Make sure you remove the oil filter whilst the plug is still removed or before you start vacuuming, lots of oil dropped from the filter housing once I opened it up. Remove the filter housing, the filter sits inside, it feels like its being held be some clips, the clips you see on the inside are holding the inner plastic cylinder.
The instructions say that you just lift out the filter but it's hard to get hold of and feels 'clicked' in. I used a screwdriver to stab through the filter and pull it out. New filter in, refit housing.
New sump plug in, measure how much Oil comes out, should be 5-5.9litres. I measured 5 exactly, but my oil was halfway between min/max (about 500ml worth below max) and I spilled the rest
Refilled with 5.9litres, started engine, let it heat up, turned off, waited the annoying 10 mins for electronic dipstick, oil level OK. Done.
End
I haven't even seen most of these parts before they were delivered yesterday, I am a complete amateur. Don't be put off, it's pretty easy. Thanks to everyone that advised me beforehand!
Whilst I'm here, I was lay under the gearbox with the engine running, the warmer it got, the more this drip came. I'm pretty confident it's water, I smelled and tasted it. A single drip coming down on each side of the gearbox at the exact same level along it. Seemed to be coming from above it. Not really concerned, just interested. It's been drizzling all day.
Great work there. I have tubing which will allow you to join the vacuum extractor hose to the tube. For doing such a good write up, I will send you some if you want. Pm me an address. I found that I only needed a short length to allow the extractor to sit on the ground.
Could the drip be sunroof drain tubes or aircon tubes?
7th Jan 2017 8:16 pm
spikekellyrm
Member Since: 23 Jul 2015
Location: Manchester
Posts: 662
Thanks swansty. Possibly some sort of drain yeah. Tube would be great thanks, I think around 10cm would be enough.

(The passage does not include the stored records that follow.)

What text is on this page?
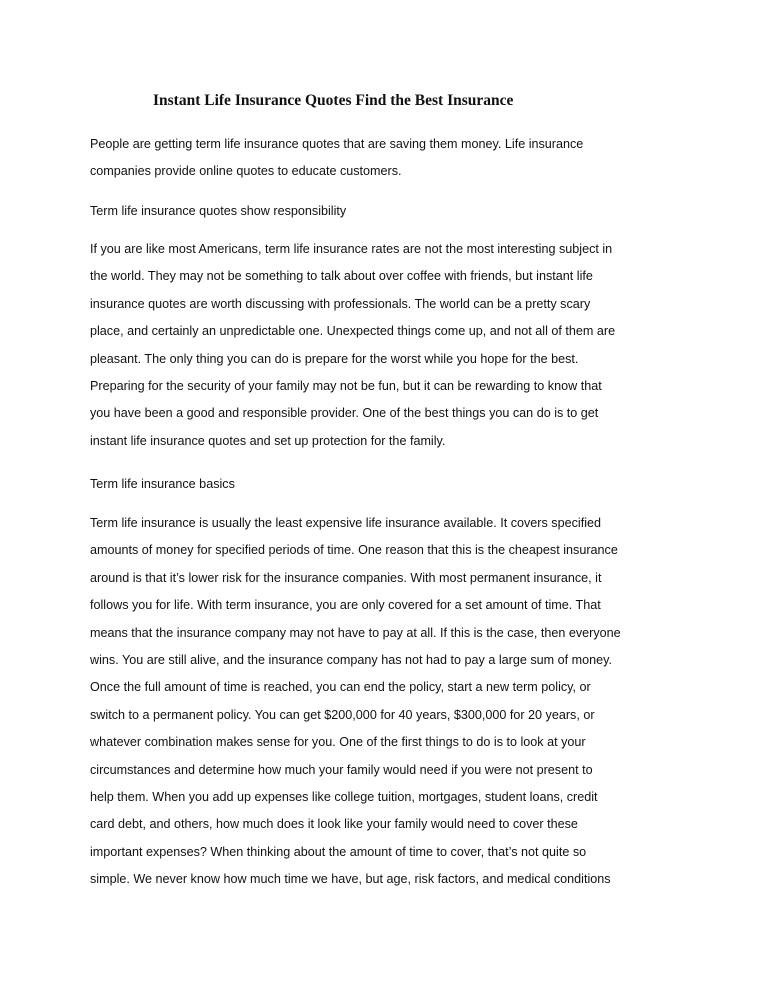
Instant Life Insurance Quotes Find the Best Insurance

People are getting term life insurance quotes that are saving them money. Life insurance
companies provide online quotes to educate customers.

Term life insurance quotes show responsibility

If you are like most Americans, term life insurance rates are not the most interesting subject in
the world. They may not be something to talk about over coffee with friends, but instant life
insurance quotes are worth discussing with professionals. The world can be a pretty scary
place, and certainly an unpredictable one. Unexpected things come up, and not all of them are
pleasant. The only thing you can do is prepare for the worst while you hope for the best.
Preparing for the security of your family may not be fun, but it can be rewarding to know that
you have been a good and responsible provider. One of the best things you can do is to get
instant life insurance quotes and set up protection for the family.

Term life insurance basics

Term life insurance is usually the least expensive life insurance available. It covers specified
amounts of money for specified periods of time. One reason that this is the cheapest insurance
around is that it’s lower risk for the insurance companies. With most permanent insurance, it
follows you for life. With term insurance, you are only covered for a set amount of time. That
means that the insurance company may not have to pay at all. If this is the case, then everyone
wins. You are still alive, and the insurance company has not had to pay a large sum of money.
Once the full amount of time is reached, you can end the policy, start a new term policy, or
switch to a permanent policy. You can get $200,000 for 40 years, $300,000 for 20 years, or
whatever combination makes sense for you. One of the first things to do is to look at your
circumstances and determine how much your family would need if you were not present to
help them. When you add up expenses like college tuition, mortgages, student loans, credit
card debt, and others, how much does it look like your family would need to cover these
important expenses? When thinking about the amount of time to cover, that’s not quite so
simple. We never know how much time we have, but age, risk factors, and medical conditions
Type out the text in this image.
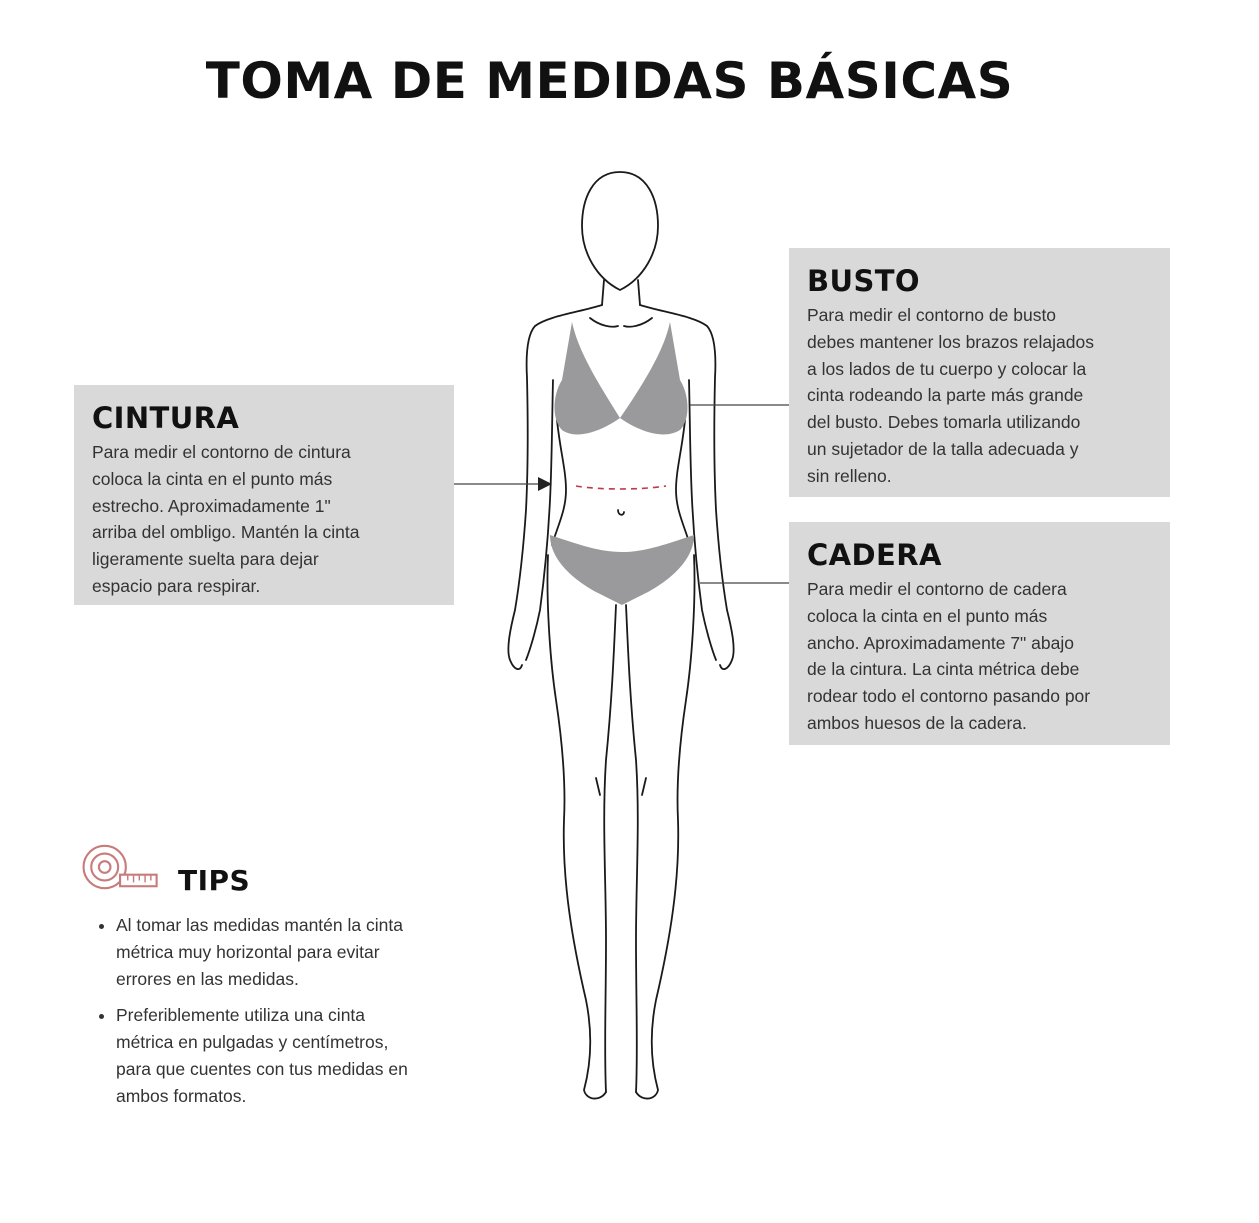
TOMA DE MEDIDAS BÁSICAS
CINTURA

Para medir el contorno de cintura
coloca la cinta en el punto más
estrecho. Aproximadamente 1"
arriba del ombligo. Mantén la cinta
ligeramente suelta para dejar
espacio para respirar.

BUSTO

Para medir el contorno de busto
debes mantener los brazos relajados
a los lados de tu cuerpo y colocar la
cinta rodeando la parte más grande
del busto. Debes tomarla utilizando
un sujetador de la talla adecuada y
sin relleno.

CADERA

Para medir el contorno de cadera
coloca la cinta en el punto más
ancho. Aproximadamente 7" abajo
de la cintura. La cinta métrica debe
rodear todo el contorno pasando por
ambos huesos de la cadera.

TIPS
• Al tomar las medidas mantén la cinta
métrica muy horizontal para evitar
errores en las medidas.
• Preferiblemente utiliza una cinta
métrica en pulgadas y centímetros,
para que cuentes con tus medidas en
ambos formatos.
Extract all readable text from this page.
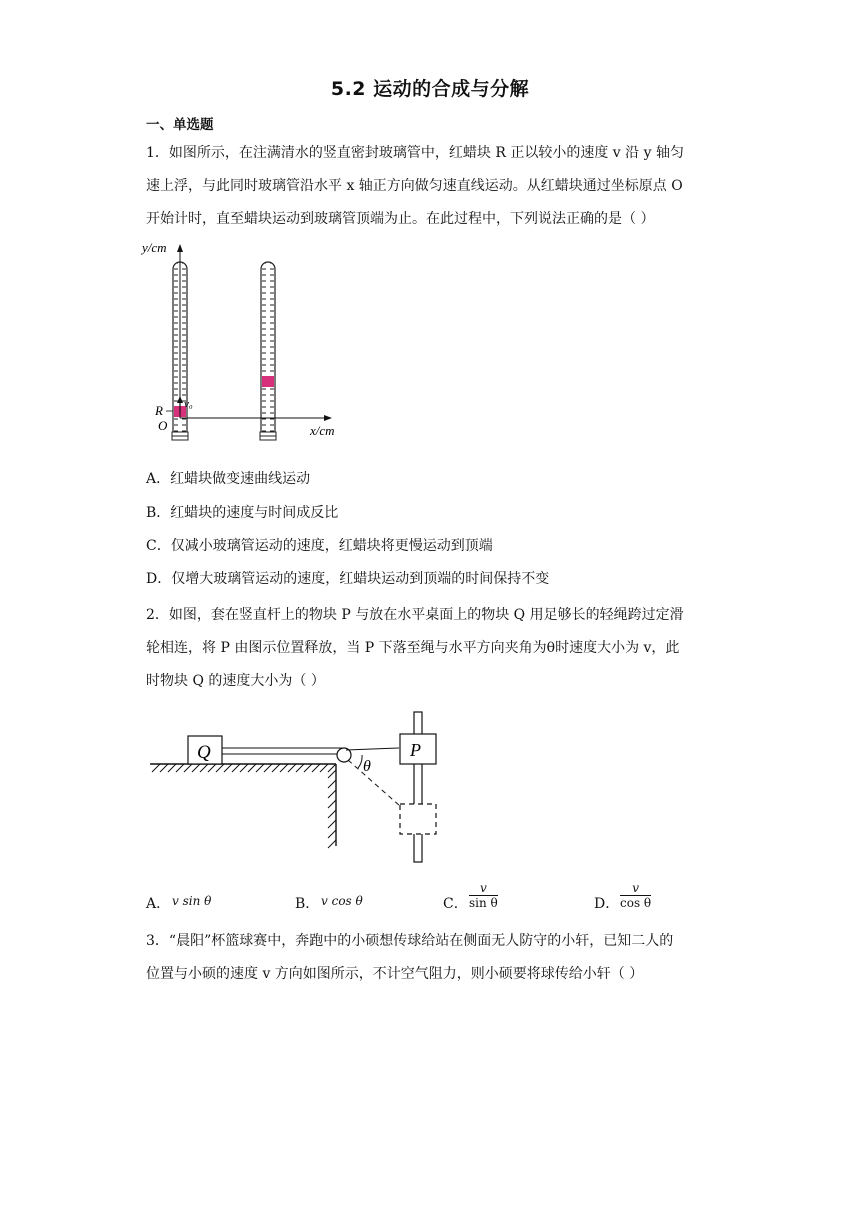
5.2 运动的合成与分解
一、单选题
1．如图所示，在注满清水的竖直密封玻璃管中，红蜡块 R 正以较小的速度 v 沿 y 轴匀
速上浮，与此同时玻璃管沿水平 x 轴正方向做匀速直线运动。从红蜡块通过坐标原点 O
开始计时，直至蜡块运动到玻璃管顶端为止。在此过程中，下列说法正确的是（ ）
y/cm
x/cm
O
R v₀
A．红蜡块做变速曲线运动
B．红蜡块的速度与时间成反比
C．仅减小玻璃管运动的速度，红蜡块将更慢运动到顶端
D．仅增大玻璃管运动的速度，红蜡块运动到顶端的时间保持不变
2．如图，套在竖直杆上的物块 P 与放在水平桌面上的物块 Q 用足够长的轻绳跨过定滑
轮相连，将 P 由图示位置释放，当 P 下落至绳与水平方向夹角为θ时速度大小为 v，此
时物块 Q 的速度大小为（ ）
Q	P
θ
A． v sin θ	B． v cos θ	C．
v
sin θ	D．
v
cos θ
3．“晨阳”杯篮球赛中，奔跑中的小硕想传球给站在侧面无人防守的小轩，已知二人的
位置与小硕的速度 v 方向如图所示，不计空气阻力，则小硕要将球传给小轩（ ）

I'll PM you now
7th Jan 2017 8:37 pm
Kandy
Member Since: 13 Jan 2017
Location: Brisbane
Posts: 3
swansty wrote:
Great work there. I have tubing which will allow you to join the vacuum extractor hose to the tube. For doing such a good write up, I will send you some if you want. Pm me an address. I found that I only needed a short length to allow the extractor to sit on the ground.
Could the drip be sunroof drain tubes or aircon tubes?
Hi swansty, I have a 2016 SDV6 3.0, Very much a novice with this vehicle, Ive managed to keep my Td5 as well. I also wish to do mid service engine oil change and thought that it would be simple, ha. My recently purchased Pela vacuum extractor hose/tube does not fit down the extraction tube , damn. So , having just joined this forum, I appreciate the extra info re joining the extractor hose to the tube. What is it exactly that you use please Thank youLive your life NOW , not tomorrow.
14th Jan 2017 5:14 am
Robbie
Member Since: 05 Feb 2006
Location: ¯\_(ツ)_/¯
Posts: 17932
Click image to enlarge
As a quick tip, when filling the oil as above remove the cap from the oil vacuum pipe. It helps the oil go in and allows the vacuum pipe to fill from the bottom.